Discrete Schmitt Trigger: make output logic level at 0V, not 3V

Question

I designed a Schmitt Trigger with discrete components (using an emitter-coupled pair) that operates with a Low Disable Trigger of around 3.5V and a High Enable Trigger of around 4V on circuit simulation. The circuit simulation uses a sine wave function generator to simulate a changing analog waveform.

The desired output of the Schmitt Trigger for high and low are 5V and 0V respectively, but this Schmitt Trigger outputs a logic high of 5V and a logic low of 3V, which is not suitable for the rest of my circuit, as they require 5V-0V logic levels to work.

The question is how can I make the Schmitt Trigger output a logic level of 5V-0V from a logic level of 5V-3V? What circuit can I "bolt on" to this design to make it output that logic level, or even better, an entirely different circuit altogether that achieves similar functionality (a discrete-component comparator that can achieve a 5V-0V logic level is also cool with me).

Keep in mind that I cannot use any ICs due to project requirements, and I also cannot use any other power supply other than 5VDC.

Answer 1

The basic problem is how the positive feedback in your Schmitt trigger robs low output voltage. The feedback voltage is generated across RE, which is always added to the low level output voltage.

A Schmitt trigger is basically a amplifier with a little bit of positive DC feedback.
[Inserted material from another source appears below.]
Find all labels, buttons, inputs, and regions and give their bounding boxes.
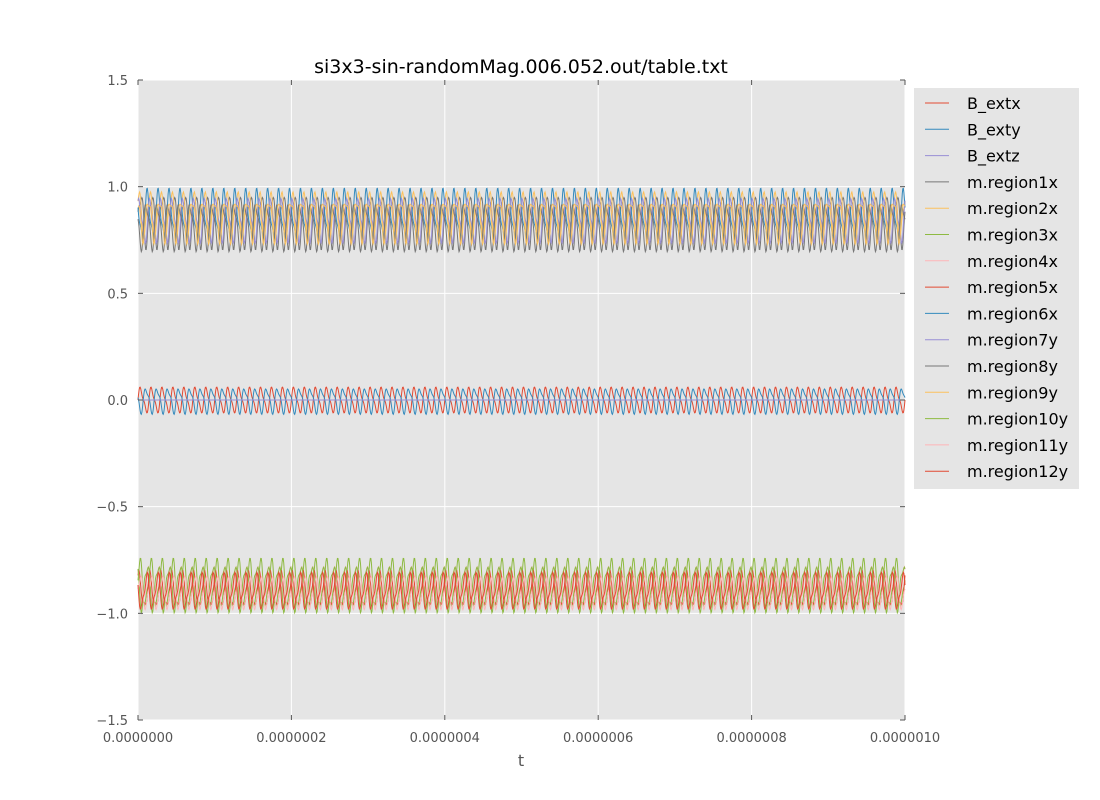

Can you think of other ways of using two transistors to make positive gain? Perhaps some of those configurations allow for a feedback path that does not limit the output voltage swing.

Hint 1: Your exising amplifier topology can be used with a different feedback path.

Hint 2: The two transistors can be a mix of NPN and PNP. That may open your thinking to more amplifier topologies.

Answer 2

Logic levels for 5v CMOS are not necessarily 0v and 5v; 1v-3.5v will usually work fine. You can however get 0v-4.5v with two extra transistors and resistors.

Answer 3

In theory, yes, you could use a negative supply.

Or, since the specs for TTL allow a 400mV output voltage with full noise margin you could use a few hundred mV of that up for the hysteresis and divide the input voltage down and probably get to your goal, but that's a bit ugly.

Even unloaded you can't get to 5V/0V output swing because a transistor will have some 10's of mV across it when saturated, so you need some slightly more relaxed requirements. You can get close to 0 and 4.9x V (unloaded) with a fairly simple addition on the output side.

Answer 4

You could use a negative supply (about -3V) to offset the low output level downwards by 3V, but this will alter the switching thresholds, and by readjusting all the resistances to restore them, you also change the low output level. It's a balancing act.

Much easier is just to add a third transistor stage (blue box below) to obtain 0V and +5V from +5V and +3V inputs:

^{simulate this circuit – Schematic created using CircuitLab}

However, that stage inverts, so now you have an inverting schmitt trigger:

If you require non-inversion, another inverting stage will correct it:

^{simulate this circuit}

Answer 5

RE (plus transistor base) sets the lower trigger point. Reduce this to ~56R for (falling) triggering at ~3.5V with ~0.3V low output.

Adding a small resistor between T1 collector and T2 base allows fine control of the hysteresis; 100R will give (rising) triggering at ~4.5V with 5V output.

R1, RC1 and RC2 can be increased quite a lot to reduce power wasted, but will interact a little with the triggers - simulate and hand tune.

Answer 6

Try shorting/removing RE and tie the emitters to the negative of the supply (ground). In order to get 0v on the low side, the emitter of T2 must be tied to 0v. Any other components will affect that low side output voltage.

The same goes for T1; if its emitter isn't connected to 0v, then it may not fully turn off T1 when it's in its on state.